Ok, can we finally put this one to bed? I haven't wanted to dwell on this because while it's my feeling that Cutler was the motivation behind the situation in Denver as it evolved, I don't consider it black and white. There are probably some things that we will never know and in the end, both teams entered into a trade that they thought was in their best interest. However - No matter what you thought at the time, new evidence has emerged. It has Jay in the same rut, professionally, as when 2008 ended. At that time, styg/Jeremy, HT/Steve, John, myself and lots of members were questioning his ability to learn and mature professionally. Someday he might - it isn't this week, though. Come whatever may, Mr. INT is not the solution to the Broncos situation. Watching him Thursday night, complaining and spreading blame after the 4th INT - and he threw it directly to the defender, in a way that defied any ability to stop this by the receiver - reminded me just how strange it is that folks really want his guy back. How did he become such a magnetic draw? He's a very troubled young player. But with just a little magical thinking, he's maturing into an elite QB. Hmm...Five INTs, 2 in the red zone, the last one to lose the game with a receiver open. I've got to admit - that just doesn't sound all that magical to me. But, more on that in a minute.

Are We Alone in This Tendency?

As the current saying goes, "Child, please..."

Of course not. This process is as old as mankind. During preseason, some of the Chiefs fans stopped by MHR to tell us that they were going to take over the division this year. Washington was going to contend for the division. San Diego was going to play well in September. It goes on all the time.

There's a bit of it going on right now in Chicago. I'm not a Cutler hater. I do see his weaknesses and strengths from my own perspective, though, as someone who has watched and broken down a lot of his games. I've watched the Bears' games this year - that's our draft pick their games are affecting. A couple of nice, classy Bears fans stopped by recently and mentioned that the Bears problems aren't with Cutler, but with the defense, O-line and receivers. I felt a frisson of magical thinking when that happened, too. Here's why:

It's flat out true that Chicago has issues with the O-line,and I would never ignore that. The Bears were counting on their center lasting, and he's breaking down. Omiyale came in from Carolina and he was a backup - he didn't do well there.

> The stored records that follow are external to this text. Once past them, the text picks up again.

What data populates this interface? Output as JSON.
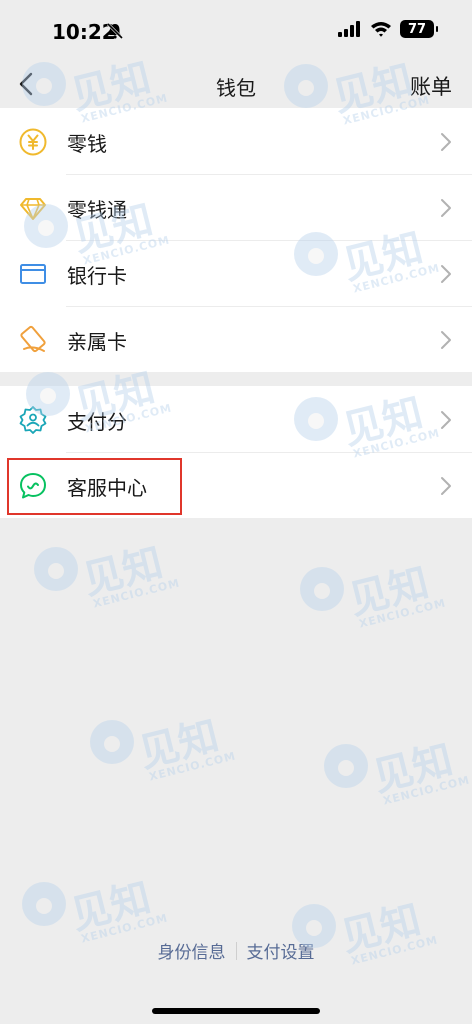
{
  "status_bar": {
    "time": "10:22",
    "battery": "77"
  },
  "nav": {
    "title": "钱包",
    "action": "账单"
  },
  "group1": [
    {
      "label": "零钱",
      "icon": "coin-yen-icon"
    },
    {
      "label": "零钱通",
      "icon": "diamond-icon"
    },
    {
      "label": "银行卡",
      "icon": "bank-card-icon"
    },
    {
      "label": "亲属卡",
      "icon": "family-card-icon"
    }
  ],
  "group2": [
    {
      "label": "支付分",
      "icon": "pay-score-icon"
    },
    {
      "label": "客服中心",
      "icon": "customer-service-icon"
    }
  ],
  "footer": {
    "link1": "身份信息",
    "link2": "支付设置"
  },
  "watermark": {
    "main": "见知",
    "sub": "XENCIO.COM"
  },
  "colors": {
    "background": "#ededed",
    "link": "#576b95",
    "highlight": "#e0362b",
    "coin": "#f0b92d",
    "card": "#3f8ee5",
    "service": "#07c160"
  }
}
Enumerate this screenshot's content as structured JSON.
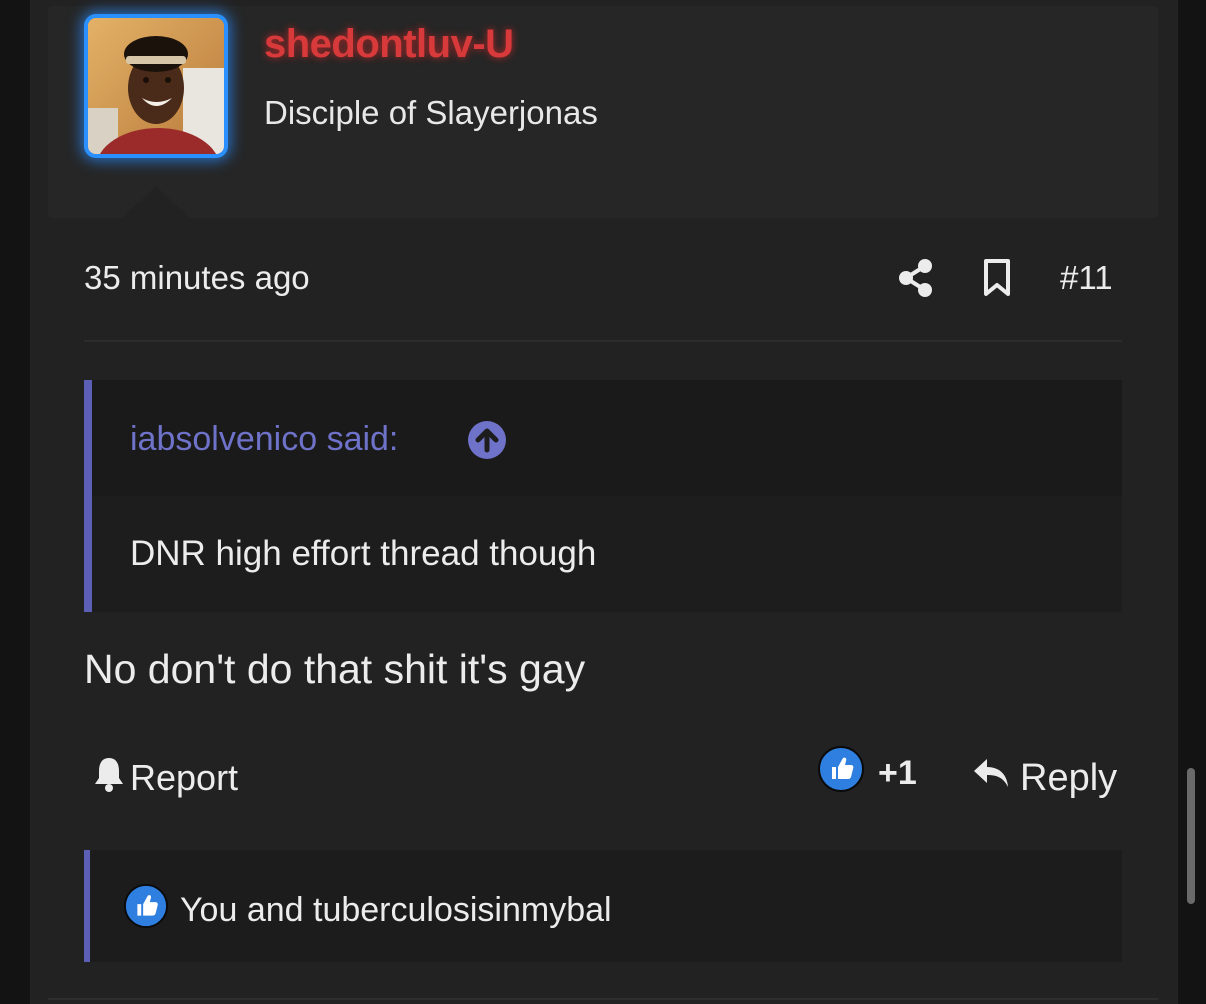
{
  "user": {
    "username": "shedontluv-U",
    "title": "Disciple of Slayerjonas",
    "avatar_alt": "user avatar"
  },
  "post": {
    "time": "35 minutes ago",
    "number": "#11",
    "quote": {
      "author": "iabsolvenico said:",
      "text": "DNR high effort thread though"
    },
    "body": "No don't do that shit it's gay"
  },
  "actions": {
    "report_label": "Report",
    "like_count": "+1",
    "reply_label": "Reply"
  },
  "reactions": {
    "text": "You and tuberculosisinmybal"
  },
  "icons": {
    "share": "share-icon",
    "bookmark": "bookmark-icon",
    "quote_jump": "arrow-up-circle-icon",
    "report": "bell-icon",
    "like": "thumbs-up-icon",
    "reply": "reply-arrow-icon"
  },
  "colors": {
    "username": "#d8393a",
    "avatar_border": "#2a90ff",
    "quote_accent": "#5b5fb6",
    "like_badge": "#2e7fe0"
  }
}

The Bears believed that they could change that and it didn't work. They also believed that Pace had a couple of good years left (probably not) and that Chris Williams would step up. He's struggled.

That is a big problem, and here's the upshot: Do you recall from last season the argument that Cutler threw picks because the D was lousy and the Broncos didn't have a great running game? In one sense, that's true. Jay doesn't hold up well under emotional pressure. That's why his picks come in bunches - once he's made a mistake, he will often choke. As the pressure gets louder, he's more likely to make a mistake - he did the same thing in Denver. The poor line performance adds stress to the situation and Cutler responds in a pretty predictable way.

Keep in mind that I emphatically do not put all of the blame for the last Bears loss on Cutler. That's absurd - Chicago has several issues, and defense, O-line and receiving corps are certainly among them. So is the quiescent running game. But I cannot, in good conscience, get around the recognition that this is exactly what scared me about Cutler when he was in Denver - the clusters of INTs, the issues of not staying 'centered', the tendency to force passes and the turnover ratios are serious problems in a player who now has enough experience to know better. There is a consistent pattern with Cutler that is starting to emerge nationally. Most Broncos fans knew about it a while ago.

Since Cutler was brought in as something of a Big New Thing, that pressure is another factor. The O-line weakness is pressure. Being behind is pressure. Life in the NFL is stressful, however, and Jay will have to either adapt or have a tough time. I wish him, and the Bears, well - after this season. This year, that's my draft pick you're talking about, pardner... Dane and smudgers from Windy City Gridiron have been a class act, though, and I welcome their presence on MHR.

Trends

It isn't just Orton, much as the guy has been a lightning rod, or Cutler, or any other one thing. It's a long-held pattern that emerges in every fan base around the league. There is a tendency to want a simple answer to a complex question. Usually, that answer somehow becomes the QB, who always, it seems, needs to be replaced. How far does this extend?

I wonder how many Steelers fans, today, will admit that they were among the many who wanted to run Big Ben Roethisberger out of town last summer (2008). Before he won last year's Supper Bowl (nope, not a typo, just enjoying the language), fans in Pittsburgh wanted him on the next train. After all, they reasoned, he wasn't a true franchise QB and he wasn't going to be able to win them another SB. In retrospect, that's up there with wearing tin-foil hats to keep out the alien transmissions, but it was perfectly common just over a year ago. This kind of thing goes on in nearly every city.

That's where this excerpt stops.